Massive scapolite quartz rocks occur as concordant bodies and discordant veins in amphibolite to eclogite facies
rocks (metaclastic rocks, amphibolitic eclogite) of the central Saualpe, Carinthia (Raith and Högelsberger, 1993). Two types of scapolite-bearing assemblages are distinguished. The first assemblage is hosted by calcareous metapelites containing scapolite, quartz, epidote group minerals, garnet, biotite, calcite and rutile, the second one is restricted to calc-silicate lithologies and is characterised by scapolite, quartz, tremolite and titanite. All scapolites, irrespective of their assemblage, are members of the marialite-meionite and marialite-mizzonite solid solution series respectively.

Scapolites in the calc-silicate assemblage are, however, characterised by slightly higher amounts of Cl (XCl=0.37-0.42) than those from metapelitic scapolites (XCl=0.16-0.28). The calculated composition of the fluids coexisting with scapolite are therefore also more saline in the calc-silicate assemblage (XNaCl fluid calc-silicates: 0.31-0.38) than in the metapelites (0.13-0.18). Fluid composition is, however, very consistent within the group of metapelitic scapolite over a large regional area. Scapolite crystallised syn- to late metamorphically with respect to (retrograde) Eoalpine amphibolite and preceding eclogite facies metamorphism.
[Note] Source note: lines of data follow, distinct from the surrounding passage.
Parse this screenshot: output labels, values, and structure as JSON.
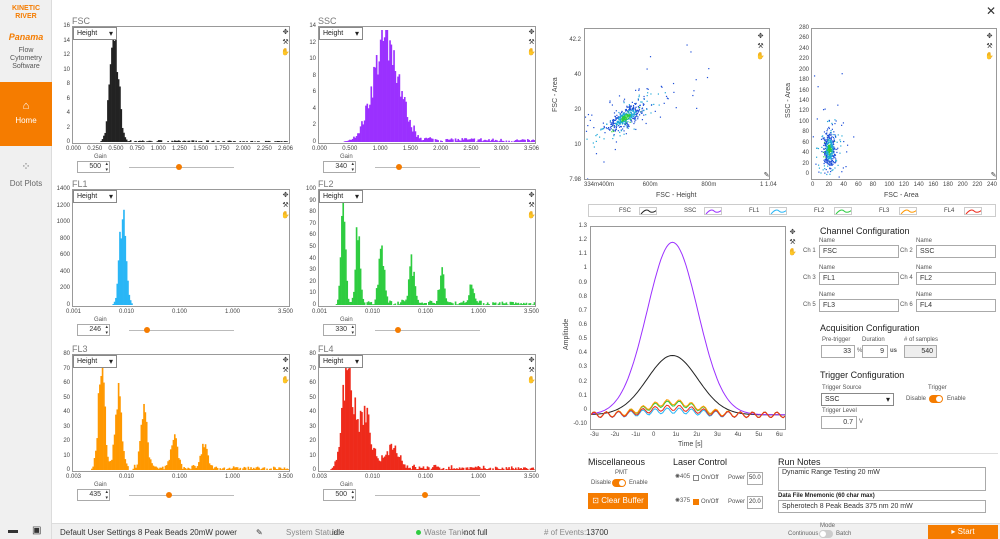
{
  "brand": {
    "line1": "KINETIC",
    "line2": "RIVER",
    "product": "Panama",
    "tagline1": "Flow",
    "tagline2": "Cytometry",
    "tagline3": "Software",
    "accent": "#f57c00"
  },
  "nav": {
    "home": "Home",
    "dot_plots": "Dot Plots"
  },
  "histograms": [
    {
      "title": "FSC",
      "mode": "Height",
      "color": "#222222",
      "gain": "500",
      "yticks": [
        "16",
        "14",
        "12",
        "10",
        "8",
        "6",
        "4",
        "2",
        "0"
      ],
      "xticks": [
        "0.000",
        "0.250",
        "0.500",
        "0.750",
        "1.000",
        "1.250",
        "1.500",
        "1.750",
        "2.000",
        "2.250",
        "2.606"
      ],
      "gain_level": 0.48
    },
    {
      "title": "SSC",
      "mode": "Height",
      "color": "#9b30ff",
      "gain": "340",
      "yticks": [
        "14",
        "12",
        "10",
        "8",
        "6",
        "4",
        "2",
        "0"
      ],
      "xticks": [
        "0.000",
        "0.500",
        "1.000",
        "1.500",
        "2.000",
        "2.500",
        "3.000",
        "3.506"
      ],
      "gain_level": 0.23
    },
    {
      "title": "FL1",
      "mode": "Height",
      "color": "#29b6f6",
      "gain": "246",
      "yticks": [
        "1400",
        "1200",
        "1000",
        "800",
        "600",
        "400",
        "200",
        "0"
      ],
      "xticks": [
        "0.001",
        "0.010",
        "0.100",
        "1.000",
        "3.500"
      ],
      "gain_level": 0.17
    },
    {
      "title": "FL2",
      "mode": "Height",
      "color": "#2ecc40",
      "gain": "330",
      "yticks": [
        "100",
        "90",
        "80",
        "70",
        "60",
        "50",
        "40",
        "30",
        "20",
        "10",
        "0"
      ],
      "xticks": [
        "0.001",
        "0.010",
        "0.100",
        "1.000",
        "3.500"
      ],
      "gain_level": 0.22
    },
    {
      "title": "FL3",
      "mode": "Height",
      "color": "#ff9800",
      "gain": "435",
      "yticks": [
        "80",
        "70",
        "60",
        "50",
        "40",
        "30",
        "20",
        "10",
        "0"
      ],
      "xticks": [
        "0.003",
        "0.010",
        "0.100",
        "1.000",
        "3.500"
      ],
      "gain_level": 0.38
    },
    {
      "title": "FL4",
      "mode": "Height",
      "color": "#ee2a1b",
      "gain": "500",
      "yticks": [
        "80",
        "70",
        "60",
        "50",
        "40",
        "30",
        "20",
        "10",
        "0"
      ],
      "xticks": [
        "0.003",
        "0.010",
        "0.100",
        "1.000",
        "3.500"
      ],
      "gain_level": 0.48
    }
  ],
  "gain_label": "Gain",
  "dot1": {
    "ylabel": "FSC - Area",
    "xlabel": "FSC - Height",
    "yticks": [
      "42.2",
      "40",
      "20",
      "10",
      "7.98"
    ],
    "xticks": [
      "334m400m",
      "600m",
      "800m",
      "1 1.04"
    ]
  },
  "dot2": {
    "ylabel": "SSC - Area",
    "xlabel": "FSC - Area",
    "yticks": [
      "280",
      "260",
      "240",
      "220",
      "200",
      "180",
      "160",
      "140",
      "120",
      "100",
      "80",
      "60",
      "40",
      "20",
      "0"
    ],
    "xticks": [
      "0",
      "20",
      "40",
      "60",
      "80",
      "100",
      "120",
      "140",
      "160",
      "180",
      "200",
      "220",
      "240"
    ]
  },
  "legend": [
    {
      "name": "FSC",
      "color": "#222222"
    },
    {
      "name": "SSC",
      "color": "#9b30ff"
    },
    {
      "name": "FL1",
      "color": "#29b6f6"
    },
    {
      "name": "FL2",
      "color": "#2ecc40"
    },
    {
      "name": "FL3",
      "color": "#ff9800"
    },
    {
      "name": "FL4",
      "color": "#ee2a1b"
    }
  ],
  "waveform": {
    "ylabel": "Amplitude",
    "xlabel": "Time [s]",
    "yticks": [
      "1.3",
      "1.2",
      "1.1",
      "1",
      "0.9",
      "0.8",
      "0.7",
      "0.6",
      "0.5",
      "0.4",
      "0.3",
      "0.2",
      "0.1",
      "0",
      "-0.10"
    ],
    "xticks": [
      "-3u",
      "-2u",
      "-1u",
      "0",
      "1u",
      "2u",
      "3u",
      "4u",
      "5u",
      "6u"
    ]
  },
  "channel_cfg": {
    "title": "Channel Configuration",
    "name_label": "Name",
    "channels": [
      {
        "ch": "Ch 1",
        "name": "FSC"
      },
      {
        "ch": "Ch 2",
        "name": "SSC"
      },
      {
        "ch": "Ch 3",
        "name": "FL1"
      },
      {
        "ch": "Ch 4",
        "name": "FL2"
      },
      {
        "ch": "Ch 5",
        "name": "FL3"
      },
      {
        "ch": "Ch 6",
        "name": "FL4"
      }
    ]
  },
  "acq_cfg": {
    "title": "Acquisition Configuration",
    "pre_label": "Pre-trigger",
    "pre": "33",
    "pre_unit": "%",
    "dur_label": "Duration",
    "dur": "9",
    "dur_unit": "us",
    "samples_label": "# of samples",
    "samples": "540"
  },
  "trig_cfg": {
    "title": "Trigger Configuration",
    "source_label": "Trigger Source",
    "source": "SSC",
    "trigger_label": "Trigger",
    "disable": "Disable",
    "enable": "Enable",
    "level_label": "Trigger Level",
    "level": "0.7",
    "level_unit": "V"
  },
  "misc": {
    "title": "Miscellaneous",
    "pmt": "PMT",
    "disable": "Disable",
    "enable": "Enable",
    "clear": "Clear Buffer"
  },
  "laser": {
    "title": "Laser Control",
    "onoff": "On/Off",
    "power_label": "Power",
    "l1_sub": "405",
    "l1_power": "50.0",
    "l2_sub": "375",
    "l2_power": "20.0"
  },
  "notes": {
    "title": "Run Notes",
    "text": "Dynamic Range Testing 20 mW",
    "mnemonic_label": "Data File Mnemonic (60 char max)",
    "mnemonic": "Spherotech 8 Peak Beads 375  nm 20 mW"
  },
  "status": {
    "settings": "Default User Settings 8 Peak Beads 20mW power",
    "sys_label": "System Status:",
    "sys": "idle",
    "waste_label": "Waste Tank:",
    "waste": "not full",
    "events_label": "# of Events:",
    "events": "13700",
    "mode_label": "Mode",
    "continuous": "Continuous",
    "batch": "Batch",
    "start": "Start"
  }
}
Several types of fluid inclusions, predominantly of secondary origin, occur in quartz associated with scapolite. CO2-dominated fluids with minor contents of CH4 (max. 14 mol %) show variable densities. Maximum densities (1.13 g/cm3) were found in scapolite-quartz rocks, whereas less dense CO2 inclusions (0.7-1.13 g/cm3) are more common in scapolite-free discordant quartz veins (Fig. 1). A second type of inclusions contain aqueous highly saline H2O-salt fluids which homogenise between 170 and 210°C. The salinities of fluid inclusions containing halite daughter crystals range between 31 and 38 % NaCl equivalent.

Formation of scapolite rocks is related to metasomatic metamorphic processes. No indication for a metaevaporitic or pegmatitic origin, two genetic models proposed in previous studies, were found. Scapolite formed in the presence of moderately to strongly saline metamorphic fluids during the retrograde stages of Eoalpine metamorphism which is characterised by strong isothermal decompression.


Miller, C., Schweiz. Min. Petr. Mitt. 70, 287-300 (1990).

Raith, J. G. & Högelsberger, H., Mitt. Öster. Min. Ges. 139, 169-183 (1993).

Thöni, M. & Jagoutz, E., Geochim. Cosmochim. Acta 56, 347-368 (1992).

Fig. 1: P-T conditions and ages of eclogite and amphibolite facies metamorphism in the Saualpe (Miller, 1990; Thöni and Jagoutz, 1992). Isochores of dense CO2 inclusions (solid lines) are consistent with formation during the retrograde decompressional amphibolite facies event; less dense CO2 inclusions (dashed lines) formed during retrograde cooling.